Namun tidak bagi teman saya, di awal berita kehamilannya tersebar di keluarga besarnya, pihak keluarga suaminya langsung memberikan tekanan kepadanya, bahwa ia harus melahirkan anak pertamanya laki-laki bukan perempuan. Karena dalam kebiasaan Jawa, katanya, anak pertama laki-laki adalah sebuah keberuntungan dibandingkan anak perempuan. Sampai-sampai mertua perempuannya memaksanya untuk meminum ramuan-ramuan yang menurutnya tak masuk akal setiap hari, agar anak yang dalam kandungannya berjenis laki-laki.
Fase kehamilan yang seharusnya dinikmati dengan banyak cinta dan kasih dari orang-orang terdekatnya, namun harus dilaluinya dengan harap-harap cemas, takut, bahkan sempat keluar masuk rumah sakit akibat drop dan kesehatan mentalnya mulai menurun akibat tekanan yang ia peroleh selama kehamilannya. Ia tak berani melakukan USG untuk mengetahui jenis kelamin anak pertamanya, karena ketakutannya tersebut, hingga ia harus melahirkan anak pertamanya dalam keadaan mental yang sangat terpuruk, kalau tidak bisa dikatakan hancur, hingga ia harus kehilangan satu anak kembarnya yang tidak tumbuh sempurna di dalam rahimnya akibat sang ibu yang stress dan psikis yang porak poranda akibat tekanan akan sebuah tradisi yang tidak memanusiakan perempuan tersebut.

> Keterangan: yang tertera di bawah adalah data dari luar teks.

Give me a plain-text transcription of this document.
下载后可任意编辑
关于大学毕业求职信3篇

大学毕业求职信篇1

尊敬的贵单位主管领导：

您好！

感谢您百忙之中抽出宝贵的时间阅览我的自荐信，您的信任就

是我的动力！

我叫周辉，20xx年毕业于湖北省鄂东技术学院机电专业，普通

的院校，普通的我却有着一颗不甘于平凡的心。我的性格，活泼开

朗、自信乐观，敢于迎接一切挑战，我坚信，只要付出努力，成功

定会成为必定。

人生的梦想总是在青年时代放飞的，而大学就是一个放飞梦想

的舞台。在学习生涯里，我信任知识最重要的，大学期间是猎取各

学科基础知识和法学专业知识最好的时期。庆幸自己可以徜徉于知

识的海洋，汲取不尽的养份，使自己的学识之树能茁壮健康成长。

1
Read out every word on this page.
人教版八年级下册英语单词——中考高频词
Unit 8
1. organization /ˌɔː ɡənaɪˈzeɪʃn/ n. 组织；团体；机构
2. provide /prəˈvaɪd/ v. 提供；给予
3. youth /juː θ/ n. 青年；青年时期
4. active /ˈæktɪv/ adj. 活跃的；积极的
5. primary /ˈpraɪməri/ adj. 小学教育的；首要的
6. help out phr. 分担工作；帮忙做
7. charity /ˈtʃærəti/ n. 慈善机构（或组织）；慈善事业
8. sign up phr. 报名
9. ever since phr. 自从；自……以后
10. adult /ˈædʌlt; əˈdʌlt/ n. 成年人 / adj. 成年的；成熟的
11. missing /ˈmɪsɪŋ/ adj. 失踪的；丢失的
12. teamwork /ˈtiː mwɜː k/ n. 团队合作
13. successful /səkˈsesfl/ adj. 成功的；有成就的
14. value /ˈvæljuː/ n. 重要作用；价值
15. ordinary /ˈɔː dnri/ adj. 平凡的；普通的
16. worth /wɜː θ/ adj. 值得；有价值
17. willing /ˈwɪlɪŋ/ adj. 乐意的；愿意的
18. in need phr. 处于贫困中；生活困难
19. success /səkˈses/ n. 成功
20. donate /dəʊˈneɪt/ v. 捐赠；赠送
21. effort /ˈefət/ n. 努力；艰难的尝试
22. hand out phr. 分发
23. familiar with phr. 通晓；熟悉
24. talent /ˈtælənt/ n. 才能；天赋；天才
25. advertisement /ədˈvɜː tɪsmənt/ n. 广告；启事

Ini bukan tentang tradisi Jawa semata, karena disetiap daerah tentu punya tradisi masing-masing, namun ini tentang hak dan kemanusiaan perempuan sebagai manusia utuh. Manusia, baik laki-laki maupun perempuan, sama-sama manusia yang memiliki hak untuk hidup layaknya manusia. Begitupun perihal anak, anak laki-laki ataupun perempuan adalah sama-sama manusia setara dan sama-sama membawa berkah, bukan semata-mata ditentukan oleh jenis kelamin.
Sebagai seorang perempuan yang hidup di tengah-tengah masyarakat modern hari ini, perempuan masih saja menjadi bulan-bulanan budaya patriarki dengan berbagai balutannya, yang secara sadar ataupun tidak telah membuat beban perempuan semakin berlipat ganda. Sudahlah menjadi manusia perempuan dianggap sebagai makhluk inferior, ditambah lagi dengan tradisi yang menuntut ini dan itu agar disebut sebagai perempuan yang utuh. Padahal, perempuan dengan kediriannya adalah manusia utuh tanpa embel-embel lainnya.